Tweeting Iranian protestors

By Richard Edmondson

Our government seems to be obsessed with Iran currently. The greatest complaint, once you peel through the onion-skin layers of rhetoric, is that Iran has an independent government that doesn't take orders from Washington. Unlike the dictator we propped up for 30 years in Egypt, Iranian President Mahmoud Ahmadinejad doesn't do what he's told. How dare he? So what is our solution to this dilemma? Well it seems to be the overthrow of the Iranian government. Why else would U.S. officials be sending tweets to Iranian protestors--and according to this guest on RT, that's exactly what they've been doing. My question is, if we know they're sending out tweets, what other shenanigans, praytell, might they be up to that we haven't yet found out about?



In my last post I gave a brief history of the U.S. involvement in overthrowing the government of Iran in 1953. This included the hiring of street thugs to take part in demonstrations against the democratically elected leadership of the country. Is the CIA now trying to repeat history? Obama says he isn't officially calling for a change in the Iranian government, but he does seem to be cheering the protests on--as does the Washington Post.


In the final days of Egypt's unrest, Obama aligned himself with the demonstrators' demand for a new government. With Iran he has not been so bold. His call Tuesday for Iran's Islamic to allow peaceful protest echoed the one he made after the opposition Green Movement emerged on Tehran's streets in June 2009 following a disputed presidential election, a response many conservatives criticized as tepid.
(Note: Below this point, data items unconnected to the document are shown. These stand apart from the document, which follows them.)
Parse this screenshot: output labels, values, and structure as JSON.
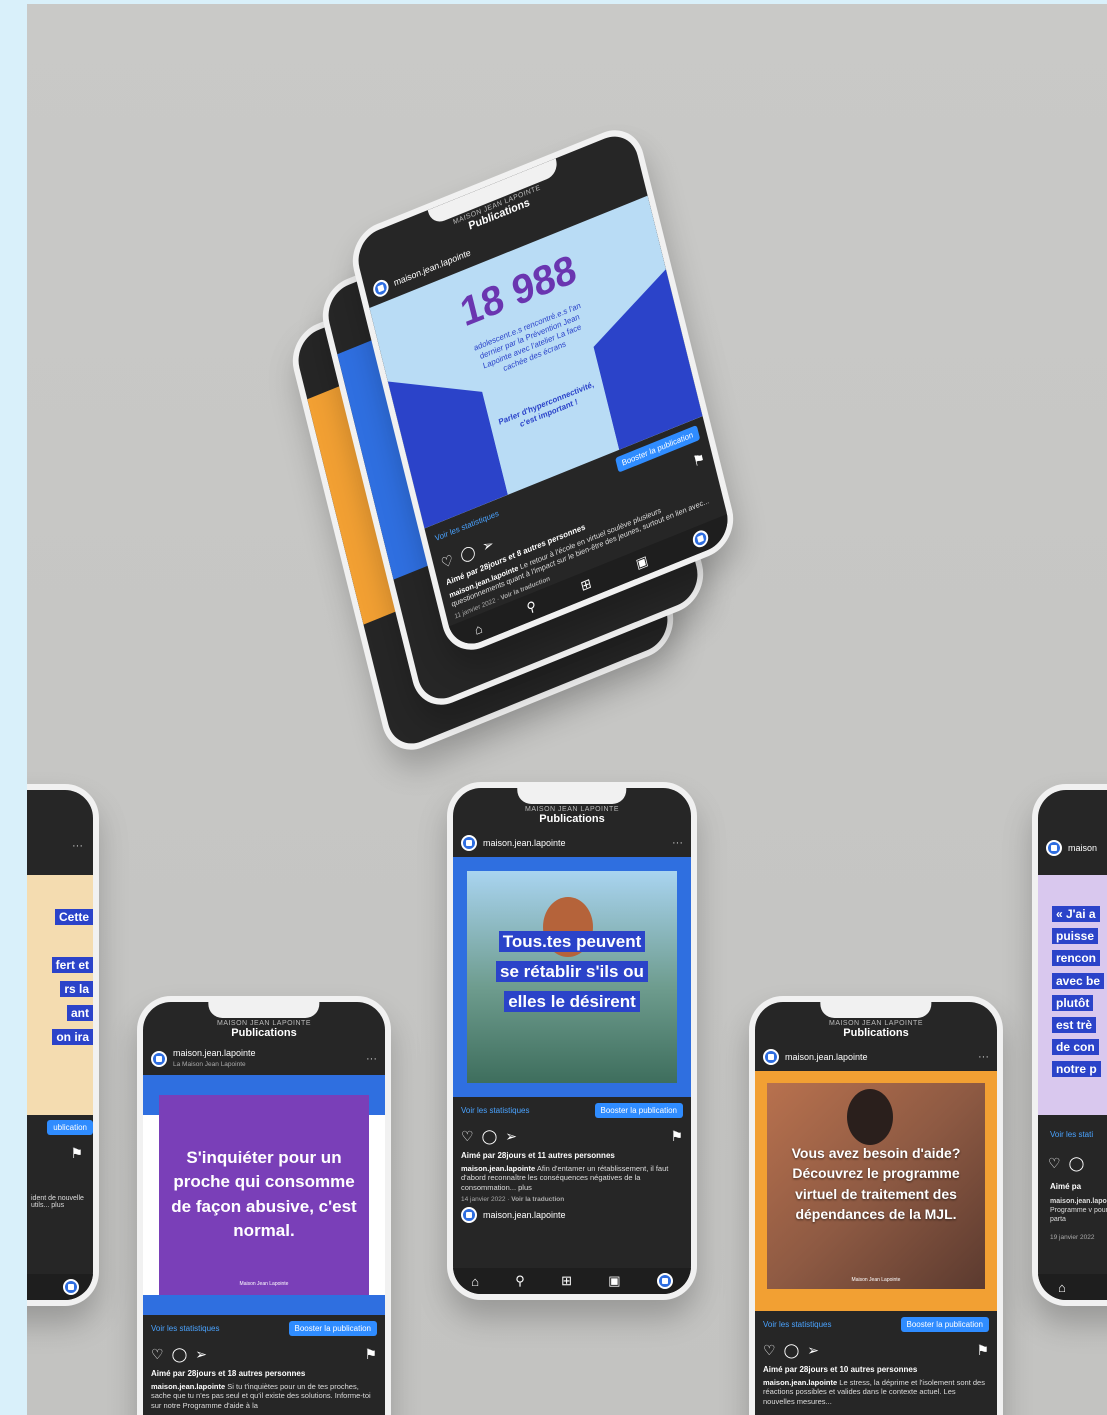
{
  "common": {
    "brand": "MAISON JEAN LAPOINTE",
    "header_title": "Publications",
    "account": "maison.jean.lapointe",
    "account_sub": "La Maison Jean Lapointe",
    "stats_link": "Voir les statistiques",
    "boost_button": "Booster la publication",
    "translate": "Voir la traduction",
    "more": "plus"
  },
  "top_phone": {
    "big_number": "18 988",
    "body": "adolescent.e.s rencontré.e.s l'an dernier par la Prévention Jean Lapointe avec l'atelier La face cachée des écrans",
    "body2": "Parler d'hyperconnectivité, c'est important !",
    "likes": "Aimé par 28jours et 8 autres personnes",
    "caption": "Le retour à l'école en virtuel soulève plusieurs questionnements quant à l'impact sur le bien-être des jeunes, surtout en lien avec...",
    "date": "11 janvier 2022"
  },
  "phone_left": {
    "headline": "S'inquiéter pour un proche qui consomme de façon abusive, c'est normal.",
    "likes": "Aimé par 28jours et 18 autres personnes",
    "caption": "Si tu t'inquiètes pour un de tes proches, sache que tu n'es pas seul et qu'il existe des solutions. Informe-toi sur notre Programme d'aide à la",
    "logo_text": "Maison Jean Lapointe"
  },
  "phone_center": {
    "headline_lines": [
      "Tous.tes peuvent",
      "se rétablir s'ils ou",
      "elles le désirent"
    ],
    "likes": "Aimé par 28jours et 11 autres personnes",
    "caption": "Afin d'entamer un rétablissement, il faut d'abord reconnaître les conséquences négatives de la consommation...",
    "date": "14 janvier 2022"
  },
  "phone_right": {
    "headline": "Vous avez besoin d'aide? Découvrez le programme virtuel de traitement des dépendances de la MJL.",
    "likes": "Aimé par 28jours et 10 autres personnes",
    "caption": "Le stress, la déprime et l'isolement sont des réactions possibles et valides dans le contexte actuel. Les nouvelles mesures...",
    "logo_text": "Maison Jean Lapointe"
  },
  "partial_left": {
    "lines": [
      "Cette",
      "fert et",
      "rs la",
      "ant",
      "on ira"
    ],
    "boost_fragment": "ublication",
    "likes_fragment": "utres",
    "caption_fragment": "ident de nouvelle utils...",
    "more": "plus"
  },
  "partial_right": {
    "lines": [
      "« J'ai a",
      "puisse",
      "rencon",
      "avec be",
      "plutôt",
      "est trè",
      "de con",
      "notre p"
    ],
    "stats_fragment": "Voir les stati",
    "likes_fragment": "Aimé pa",
    "caption_fragment": "Programme v pour ce parta",
    "date_fragment": "19 janvier 2022",
    "account_fragment": "maison"
  },
  "colors": {
    "instagram_dark": "#262626",
    "brand_blue": "#2b43c9",
    "light_blue": "#b9dcf5",
    "purple": "#7a3fb8",
    "orange": "#f2a033",
    "boost_blue": "#2f8cff"
  },
  "icons": [
    "heart-icon",
    "comment-icon",
    "share-icon",
    "bookmark-icon",
    "home-icon",
    "search-icon",
    "add-icon",
    "reels-icon",
    "back-icon",
    "more-icon"
  ]
}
"We were clear then and we are clear now that what has been true in Egypt should be true in Iran—that people should be allowed to voice their opinions and their grievances and seek a more responsive government," Obama said. "What's been different is the Iranian government's response, which is to shoot people and beat people and arrest people."
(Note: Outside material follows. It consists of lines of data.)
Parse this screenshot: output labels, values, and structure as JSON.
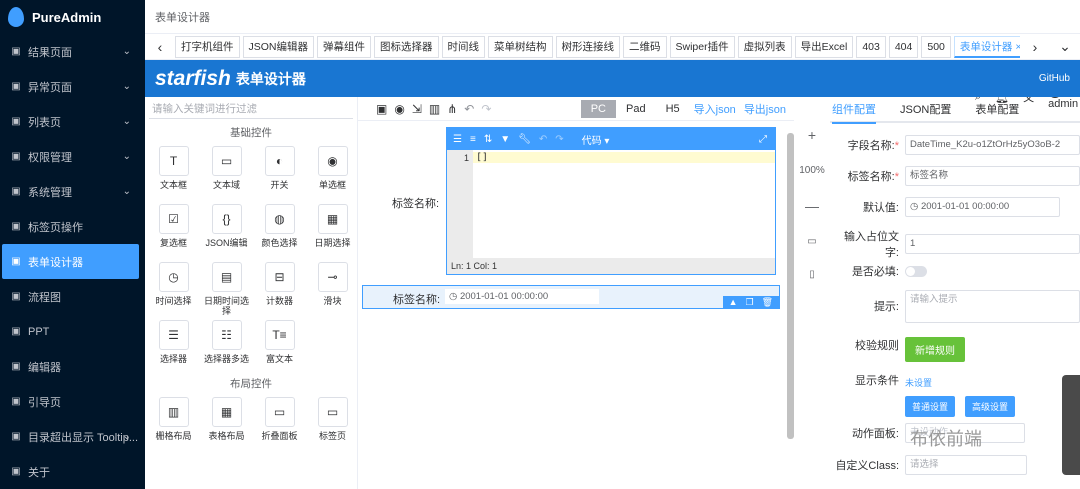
{
  "app": {
    "name": "PureAdmin"
  },
  "sidebar": {
    "items": [
      {
        "label": "结果页面",
        "chevron": true
      },
      {
        "label": "异常页面",
        "chevron": true
      },
      {
        "label": "列表页",
        "chevron": true
      },
      {
        "label": "权限管理",
        "chevron": true
      },
      {
        "label": "系统管理",
        "chevron": true
      },
      {
        "label": "标签页操作",
        "chevron": false
      },
      {
        "label": "表单设计器",
        "chevron": false,
        "active": true
      },
      {
        "label": "流程图",
        "chevron": false
      },
      {
        "label": "PPT",
        "chevron": false
      },
      {
        "label": "编辑器",
        "chevron": false
      },
      {
        "label": "引导页",
        "chevron": false
      },
      {
        "label": "目录超出显示 Tooltip...",
        "chevron": true
      },
      {
        "label": "关于",
        "chevron": false
      }
    ]
  },
  "topbar": {
    "breadcrumb": "表单设计器",
    "notif_count": "13",
    "user": "admin"
  },
  "tabs": [
    "打字机组件",
    "JSON编辑器",
    "弹幕组件",
    "图标选择器",
    "时间线",
    "菜单树结构",
    "树形连接线",
    "二维码",
    "Swiper插件",
    "虚拟列表",
    "导出Excel",
    "403",
    "404",
    "500",
    "表单设计器 ×"
  ],
  "header": {
    "brand": "starfish",
    "sub": "表单设计器",
    "github": "GitHub"
  },
  "left": {
    "search_placeholder": "请输入关键词进行过滤",
    "basic_title": "基础控件",
    "basic": [
      {
        "icon": "T",
        "label": "文本框"
      },
      {
        "icon": "▭",
        "label": "文本域"
      },
      {
        "icon": "◐",
        "label": "开关"
      },
      {
        "icon": "◉",
        "label": "单选框"
      },
      {
        "icon": "☑",
        "label": "复选框"
      },
      {
        "icon": "{}",
        "label": "JSON编辑"
      },
      {
        "icon": "◍",
        "label": "颜色选择"
      },
      {
        "icon": "▦",
        "label": "日期选择"
      },
      {
        "icon": "◷",
        "label": "时间选择"
      },
      {
        "icon": "▤",
        "label": "日期时间选择"
      },
      {
        "icon": "⊟",
        "label": "计数器"
      },
      {
        "icon": "⊸",
        "label": "滑块"
      },
      {
        "icon": "☰",
        "label": "选择器"
      },
      {
        "icon": "☷",
        "label": "选择器多选"
      },
      {
        "icon": "T≡",
        "label": "富文本"
      }
    ],
    "layout_title": "布局控件",
    "layout": [
      {
        "icon": "▥",
        "label": "栅格布局"
      },
      {
        "icon": "▦",
        "label": "表格布局"
      },
      {
        "icon": "▭",
        "label": "折叠面板"
      },
      {
        "icon": "▭",
        "label": "标签页"
      }
    ]
  },
  "canvas": {
    "devices": [
      "PC",
      "Pad",
      "H5"
    ],
    "import": "导入json",
    "export": "导出json",
    "field1_label": "标签名称:",
    "code_btn": "代码 ▾",
    "code_line_no": "1",
    "code_text": "[]",
    "status": "Ln: 1    Col: 1",
    "field2_label": "标签名称:",
    "date_value": "2001-01-01 00:00:00"
  },
  "zoom": "100%",
  "right": {
    "tabs": [
      "组件配置",
      "JSON配置",
      "表单配置"
    ],
    "field_name_label": "字段名称:",
    "field_name_value": "DateTime_K2u-o1ZtOrHz5yO3oB-2",
    "label_name_label": "标签名称:",
    "label_name_value": "标签名称",
    "default_label": "默认值:",
    "default_value": "2001-01-01 00:00:00",
    "placeholder_label": "输入占位文字:",
    "placeholder_value": "1",
    "required_label": "是否必填:",
    "hint_label": "提示:",
    "hint_placeholder": "请输入提示",
    "rule_label": "校验规则",
    "rule_btn": "新增规则",
    "cond_label": "显示条件",
    "cond_value": "未设置",
    "normal_btn": "普通设置",
    "adv_btn": "高级设置",
    "action_label": "动作面板:",
    "action_value": "未设动作",
    "class_label": "自定义Class:",
    "class_placeholder": "请选择"
  },
  "watermark": "布依前端"
}
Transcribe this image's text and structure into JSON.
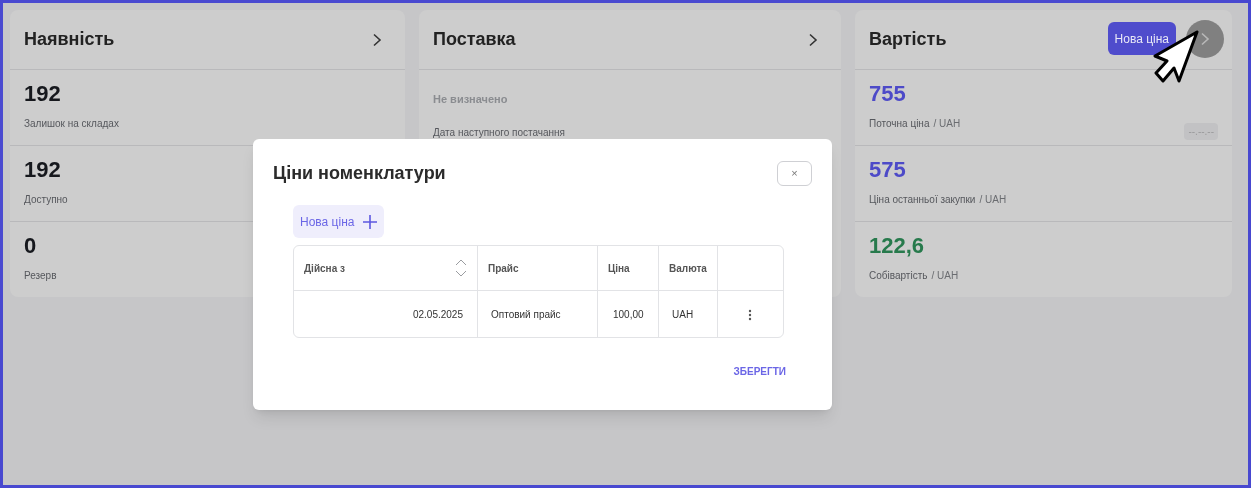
{
  "cards": [
    {
      "title": "Наявність",
      "chevron_hovered": false,
      "rows": [
        {
          "value": "192",
          "kind": "default",
          "label": "Залишок на складах"
        },
        {
          "value": "192",
          "kind": "default",
          "label": "Доступно"
        },
        {
          "value": "0",
          "kind": "default",
          "label": "Резерв"
        }
      ]
    },
    {
      "title": "Поставка",
      "chevron_hovered": false,
      "rows": [
        {
          "value": "Не визначено",
          "kind": "muted",
          "label": "Дата наступного постачання"
        }
      ]
    },
    {
      "title": "Вартість",
      "action_button": "Нова ціна",
      "chevron_hovered": true,
      "rows": [
        {
          "value": "755",
          "kind": "accent",
          "label": "Поточна ціна",
          "unit": "/ UAH",
          "badge": "--.--.--"
        },
        {
          "value": "575",
          "kind": "accent",
          "label": "Ціна останньої закупки",
          "unit": "/ UAH"
        },
        {
          "value": "122,6",
          "kind": "positive",
          "label": "Собівартість",
          "unit": "/ UAH"
        }
      ]
    }
  ],
  "dialog": {
    "title": "Ціни номенклатури",
    "close": "×",
    "add_button": "Нова ціна",
    "columns": [
      {
        "label": "Дійсна з",
        "sortable": true
      },
      {
        "label": "Прайс",
        "sortable": false
      },
      {
        "label": "Ціна",
        "sortable": false
      },
      {
        "label": "Валюта",
        "sortable": false
      }
    ],
    "rows": [
      {
        "cells": [
          "02.05.2025",
          "Оптовий прайс",
          "100,00",
          "UAH"
        ]
      }
    ],
    "save_button": "ЗБЕРЕГТИ"
  }
}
So the Egyptian government didn't shoot anyone or beat up or arrest people? Tell that to the families of the more than 300 people who died in the recent protests. Tell it to the family of Khalid Said, the Egyptian blogger who was beaten to death last summer by Egyptian police—the same police whose salaries were being paid by our tax dollars.
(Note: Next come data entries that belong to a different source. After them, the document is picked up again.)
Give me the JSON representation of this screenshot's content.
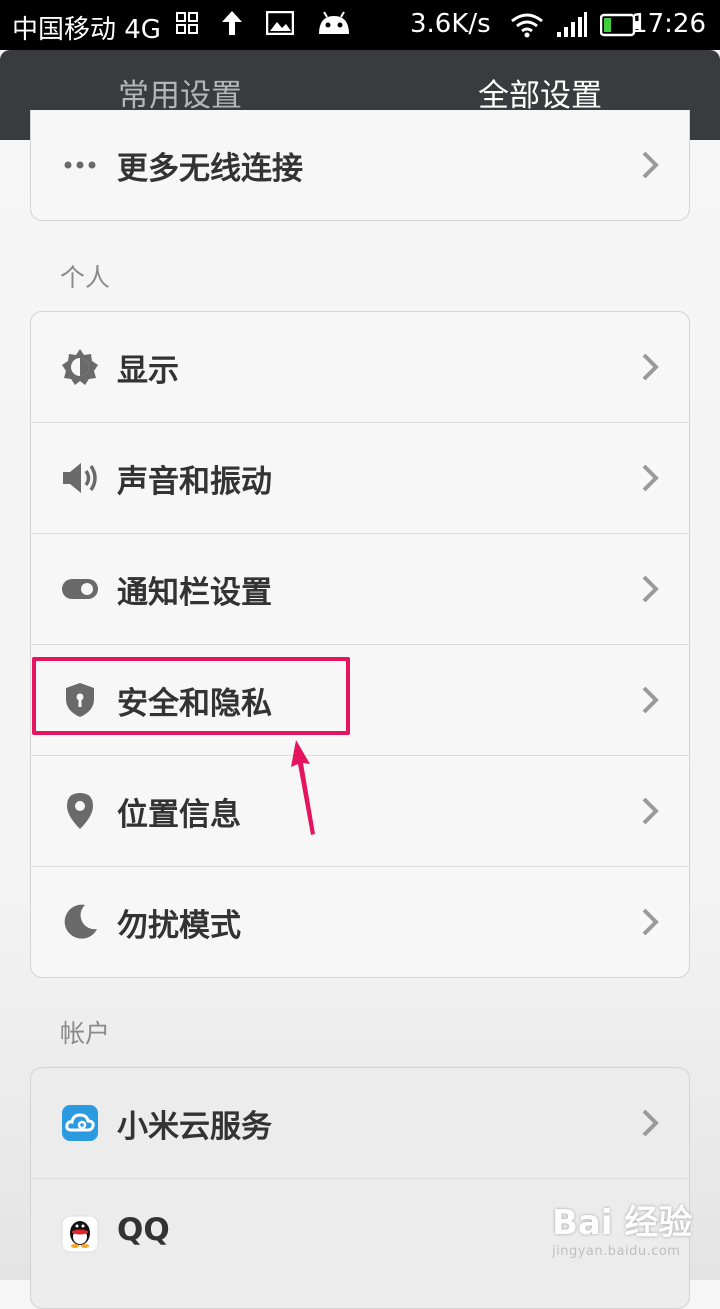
{
  "status_bar": {
    "carrier": "中国移动 4G",
    "speed": "3.6K/s",
    "time": "17:26"
  },
  "tabs": [
    {
      "label": "常用设置",
      "active": false
    },
    {
      "label": "全部设置",
      "active": true
    }
  ],
  "top_group": {
    "items": [
      {
        "label": "更多无线连接",
        "icon": "more-dots-icon"
      }
    ]
  },
  "personal_section": {
    "title": "个人",
    "items": [
      {
        "label": "显示",
        "icon": "brightness-icon"
      },
      {
        "label": "声音和振动",
        "icon": "speaker-icon"
      },
      {
        "label": "通知栏设置",
        "icon": "toggle-icon"
      },
      {
        "label": "安全和隐私",
        "icon": "shield-icon"
      },
      {
        "label": "位置信息",
        "icon": "location-pin-icon"
      },
      {
        "label": "勿扰模式",
        "icon": "moon-icon"
      }
    ]
  },
  "account_section": {
    "title": "帐户",
    "items": [
      {
        "label": "小米云服务",
        "icon": "cloud-icon"
      },
      {
        "label": "QQ",
        "icon": "qq-penguin-icon"
      }
    ]
  },
  "annotation": {
    "highlight_color": "#e5145f",
    "highlighted_item": "安全和隐私"
  },
  "watermark": {
    "main": "Bai 经验",
    "sub": "jingyan.baidu.com"
  },
  "colors": {
    "tabbar_bg": "#3a3b3d",
    "icon_gray": "#6a6a6a",
    "cloud_blue": "#2a9be0"
  }
}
Here we have a second video from RT which also bears consideration as it touches on the same subject. The video features an interview with Congressman Ron Paul (R-TX) who says supporting Hosni Mubarak was a "30-year mistake" and that the U.S. should quit intervening in the affairs of other countries. Propping up dictators only creates rebellion and resentment among the populations of the countries in which we do this (not to mention the fact that the U.S. can't financially afford it any more). Paul also utters the unspeakable—or at least what is unspeakable for those inside the Washington beltway: that "the threat of terrorism is related to our foreign policy." It's a simple statement of truth, a truth abundantly evident to just about any thinking person, but one that few American politicians have dared to speak.


Paul has been one of the few voices in the Congress calling into question America's unqualified backing for seemingly everything Israel does. In 2009, he opposed a congressional resolution expressing support for Israel's attack against Gaza.